This is the second post in a series about a new volume, Childhood, Youth and Emotions in Modern History: National, Colonial and Global Perspectives, which sets out a novel agenda, both for the history of childhood and for the history of emotions.
In what ways might insights from childhood history help us rethink our research questions and methodologies in the history of emotions? How does a focus on emotional formation deepen our understanding of childhood history? And how does a global perspective prompt us to rethink established truths within both of these fields?
Tomorrow Childhood, Youth and Emotions in Modern History, edited by Stephanie Olsen, will be published by Palgrave Macmillan. The volume presents a variety of case studies each demonstrating how to write a childhood history of emotions in vastly different of geographical and political contexts.
I thought I’d take this opportunity to introduce some of the central ideas of the second chapter of the book, in which Kristine Alexander, Stephanie Olsen, and I think through together a number of themes that have preoccupied each of us over the past years.
Discussing the state of the art, we suggest that combining the history of emotions with childhood history requires a more consistently global analytical framework than what is generally employed.
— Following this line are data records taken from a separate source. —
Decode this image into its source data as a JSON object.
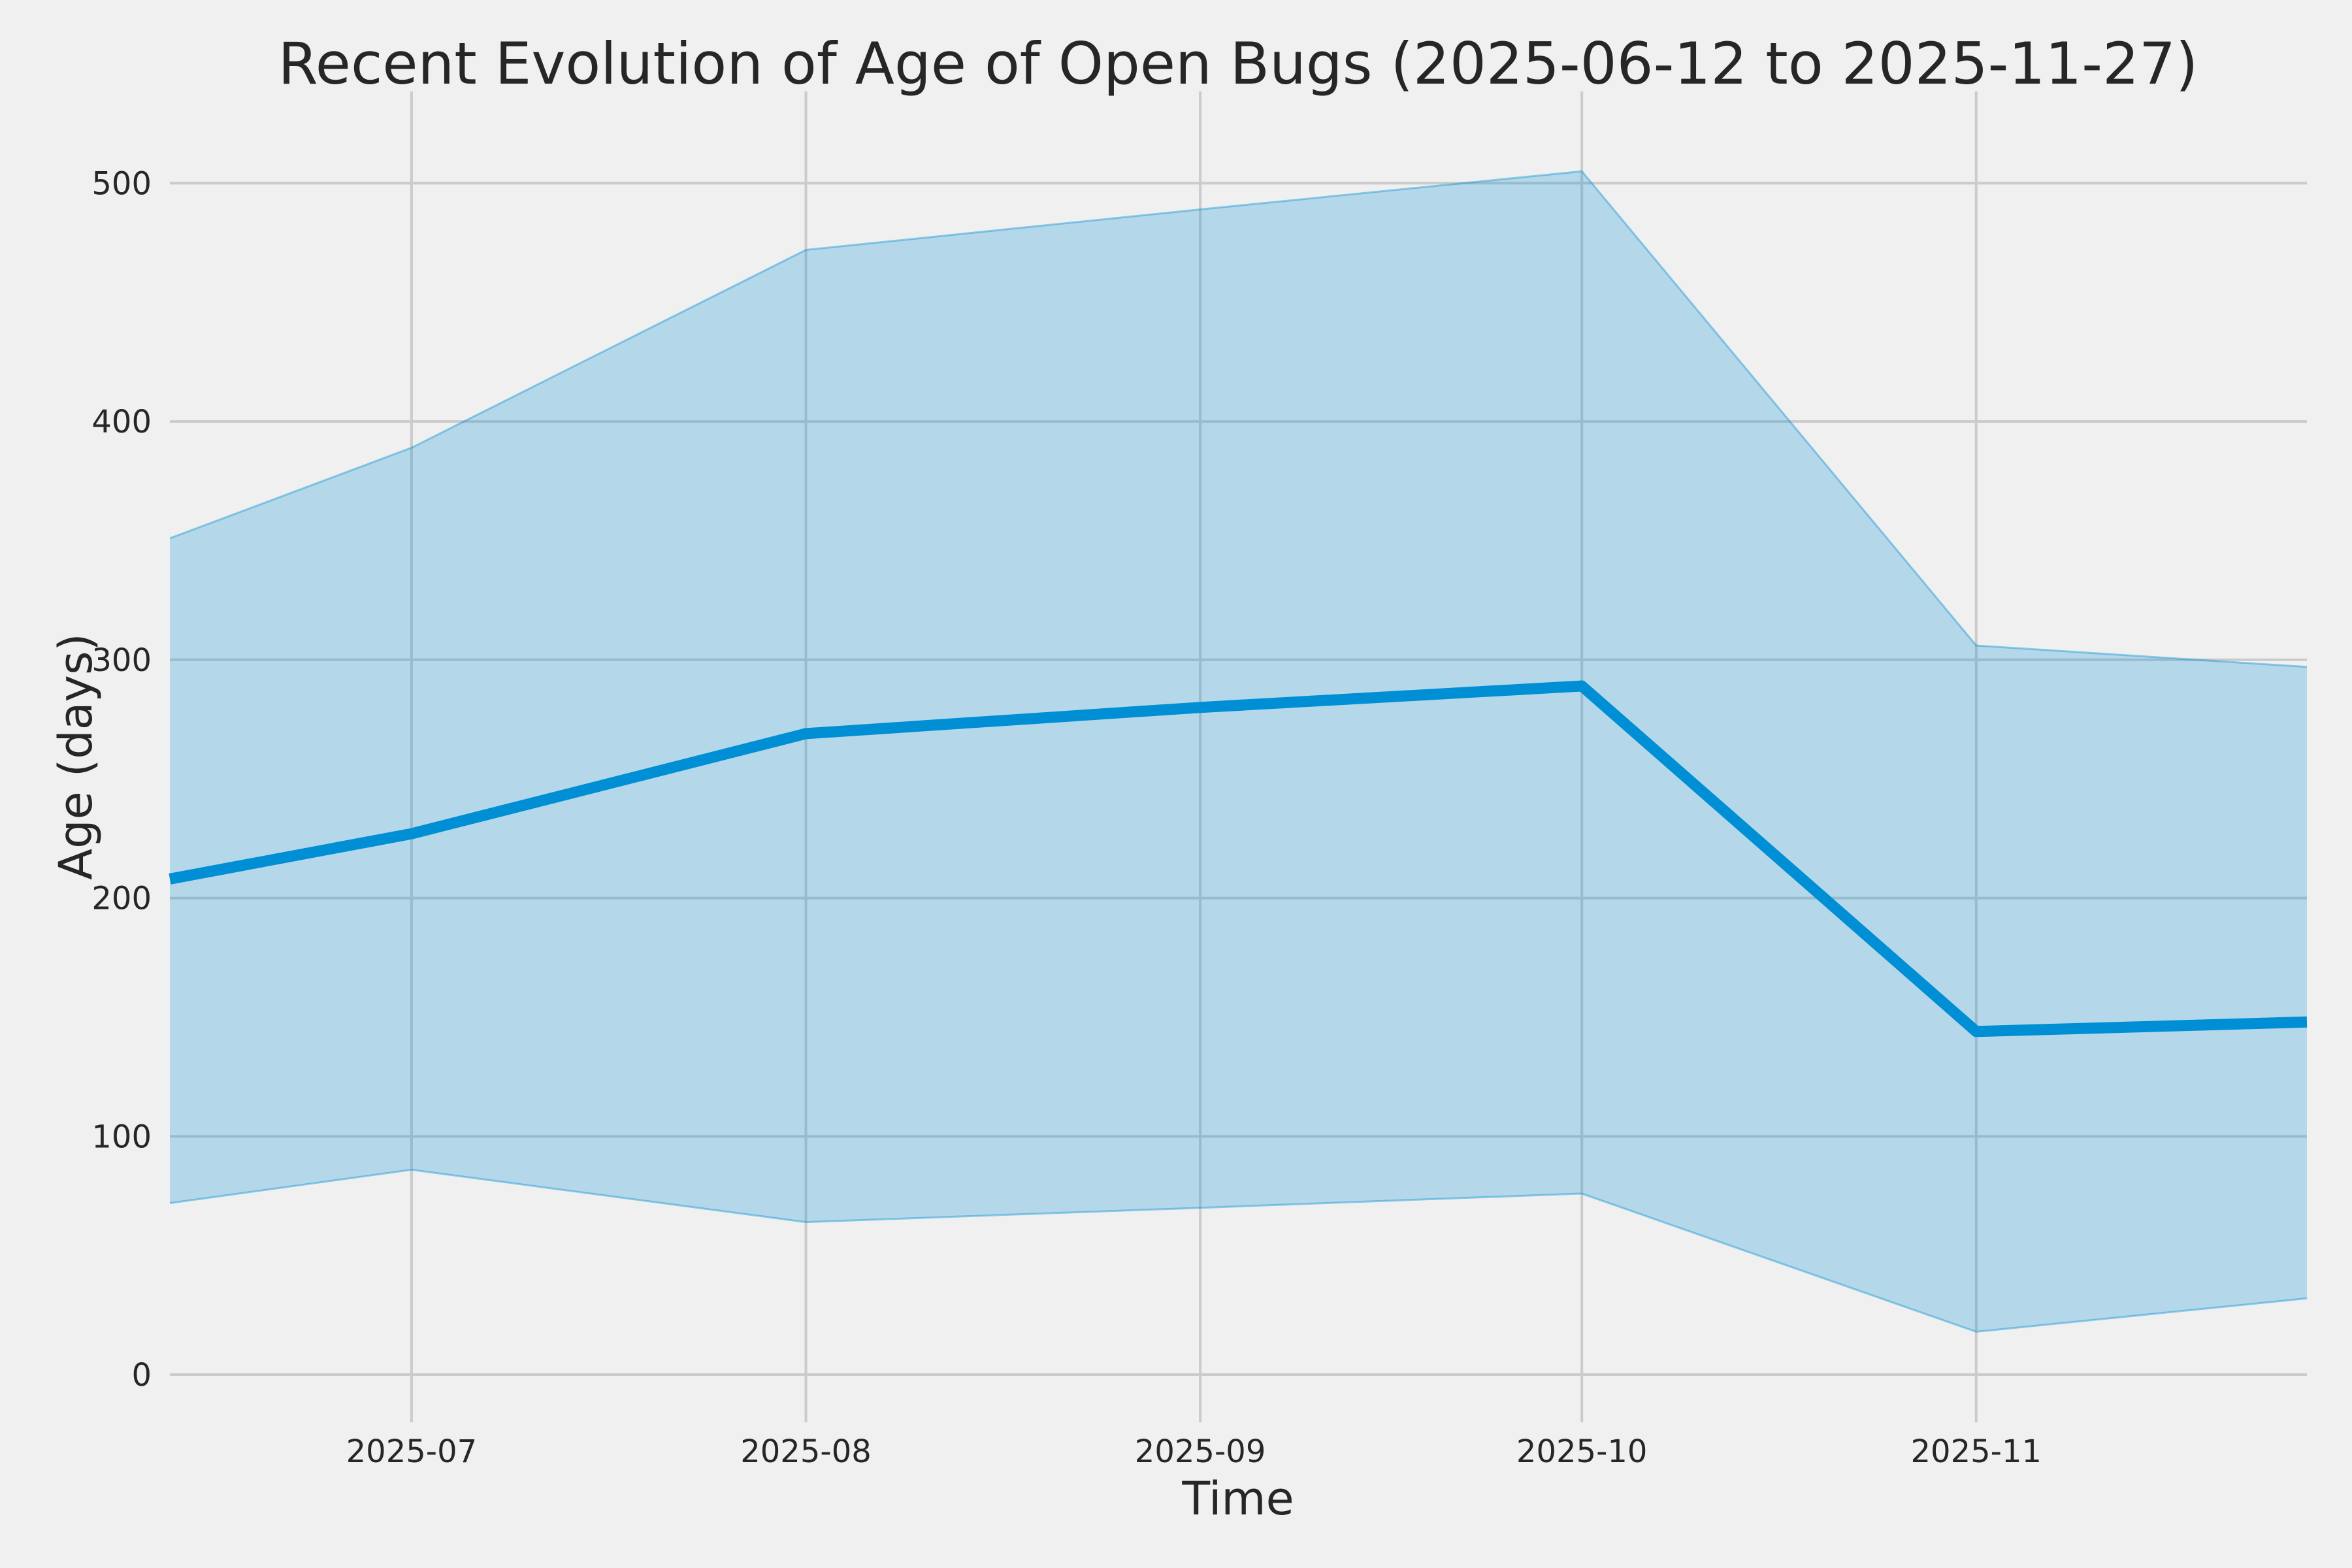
{
  "chart_data": {
    "type": "line",
    "title": "Recent Evolution of Age of Open Bugs (2025-06-12 to 2025-11-27)",
    "xlabel": "Time",
    "ylabel": "Age (days)",
    "x_dates": [
      "2025-06-12",
      "2025-07-01",
      "2025-08-01",
      "2025-09-01",
      "2025-10-01",
      "2025-11-01",
      "2025-11-27"
    ],
    "x_days": [
      0,
      19,
      50,
      81,
      111,
      142,
      168
    ],
    "series": [
      {
        "name": "median_age",
        "values": [
          208,
          227,
          269,
          280,
          289,
          144,
          148
        ]
      },
      {
        "name": "band_upper",
        "values": [
          351,
          389,
          472,
          489,
          505,
          306,
          297
        ]
      },
      {
        "name": "band_lower",
        "values": [
          72,
          86,
          64,
          70,
          76,
          18,
          32
        ]
      }
    ],
    "x_ticks": [
      {
        "day": 19,
        "label": "2025-07"
      },
      {
        "day": 50,
        "label": "2025-08"
      },
      {
        "day": 81,
        "label": "2025-09"
      },
      {
        "day": 111,
        "label": "2025-10"
      },
      {
        "day": 142,
        "label": "2025-11"
      }
    ],
    "y_ticks": [
      0,
      100,
      200,
      300,
      400,
      500
    ],
    "xlim_days": [
      0,
      168
    ],
    "ylim": [
      -20,
      538.5
    ],
    "grid": true,
    "legend": false,
    "colors": {
      "line": "#008fd5",
      "band_fill": "rgba(0,143,213,0.25)",
      "band_edge": "rgba(0,143,213,0.4)",
      "background": "#f0f0f0",
      "gridline": "#cbcbcb",
      "text": "#262626"
    }
  }
}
Such a perspective not only reveals parallels, entanglements and profound differences in the emotional histories of childhood. It also helps us grasp the subtle and explicit ways in which childhood emotional formation is tied to different and often competing political agendas.
The history of modern childhood and its associated emotional formations is a global story, shaped by imperialism, transnational networks, circuits of consumer culture, mass migration, and war. Yet most histories of childhood and the emotions focus on single national contexts, an approach that can obscure or fail to take into account important patterns, similarities, connections and points of difference. Wherever they lived, young people both shaped and were shaped by processes, events and exchanges that crossed cultural, national and imperial boundaries.
When as historians of childhood and the emotions we begin to take this seriously, we are bound to ask new questions as well as to revise and reframe old ones. In what ways, for example, did childhood become a means of forging emotional communities predicated on race, gender, religion and nationality in various contexts? How universal was the imagined child whose emotional, physical and spiritual well-being and development motivated reform efforts around the world during the late nineteenth and twentieth centuries? How did childhood – and the emotional practices related to it – figure in the construction of social hierarchies?
Rather than providing ultimate answers to questions such as these, our chapter introduces two new analytical concepts to help us do global emotional histories of childhood: emotional formations and emotional frontiers.
An emotional formation refers simultaneously to a pattern and a process, both of which are of equal importance. On the one hand, an emotional formation is a set of emotional structures ordered in a particular pattern. Such a configuration exists at an overarching societal, national or even regional level, and the boundaries between emotional formations may be either murky or clear. On the other hand, an emotional formation only exists through the reiterated everyday emotional practices of individuals and collectives. Therefore, it is also a process that depends on each individual learning the imparted codes of feeling. The concept thus signals forcefully that emotion structures are never fixed, but rather are continually consolidated or altered as individuals acquire and seek to align themselves with – or contest – given hierarchies of emotion.
By examining the emotions of children and youth in a global-historical framework, we have found that many children share the experience of having to traverse various emotional frontiers and that, compared with adults, they are especially charged with such a role. An emotional frontier is a boundary between different emotional formations. It may be encountered in various ways, from a minor misunderstanding to a seemingly insurmountable conflict. In encounters between people raised in different emotional formations, emotional frontiers are likely to be particularly difficult to traverse.
Our chapter and the book as a whole provide numerous examples of patterns, processes, and experiences that might fruitfully be understood as emotional formations and emotional frontiers. Our hope and ambition is that this will help stimulate new kinds of genuinely global emotional histories of childhood.